Your washboard is most definitely NOT a strop and apparently is pretty much a complete sharpening system from reprofiling to fairly fine finishing and everything in between. I'll probably buy one eventually. Even though I already have too many sharpening tools. Way too many. Oh well, there are worse things to collect. :)

Brian.
 
Brian,
I hear you about the gear, even now I'm good for some new equipment a couple times a year whether I need it or not! I manage to maintain my tools with so little steel wear that I can seldom justify new knives or choppers anymore but always can rationalize new sharpening tools as I do a small amount of sharpening for $ on the side.

My old CS recon went in the drink a few weeks ago up at Racquette Lake canoeing in rough water. I was almost happy as I could justify a new hard-use folder! But when the wind died down I found it in a foot of water, right where I jumped out of the canoe as it started to swamp when the bow touched down.

I'm not going to knock anyone else's products, but at the price I set for my Washboards you get a lot of value. Especially when its only a few bucks more than some are charging for a couple pieces of leather glued to an attractive piece of hardwood - that's just going to be used with compound anyway...

I can still recall when I transitioned to a fore and aft pass (thanks in large part to the videos of forum members and guys like Jon at JKI and of course MC, and then combined with experiments in small circle sharpening I shortened my pass. Might not work for everybody, but my ability to hold fine angles improved immediately. Also paved the way for gradual improvements to mechanics that continue to this day.

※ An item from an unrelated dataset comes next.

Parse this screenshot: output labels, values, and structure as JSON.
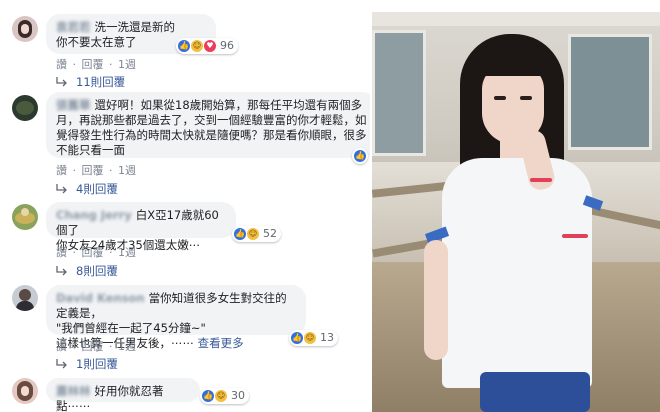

Back to the OP so this doesn't turn into a total hijack. Am wondering how many that prefer rods use them flat on a block or freehand, as opposed to in a turn box, Sharpmaker etc. Reminds me of a conversation I had with Fred about microbevels on rods or his ERU vs microconvex on a strop. If the tools you have are better suited to one strategy over another that's what you'll use. Not many will continue to use a strategy that doesn't give results, and since both methods are used by a large number of folk it really comes down to the 'why' as much as the 'what'.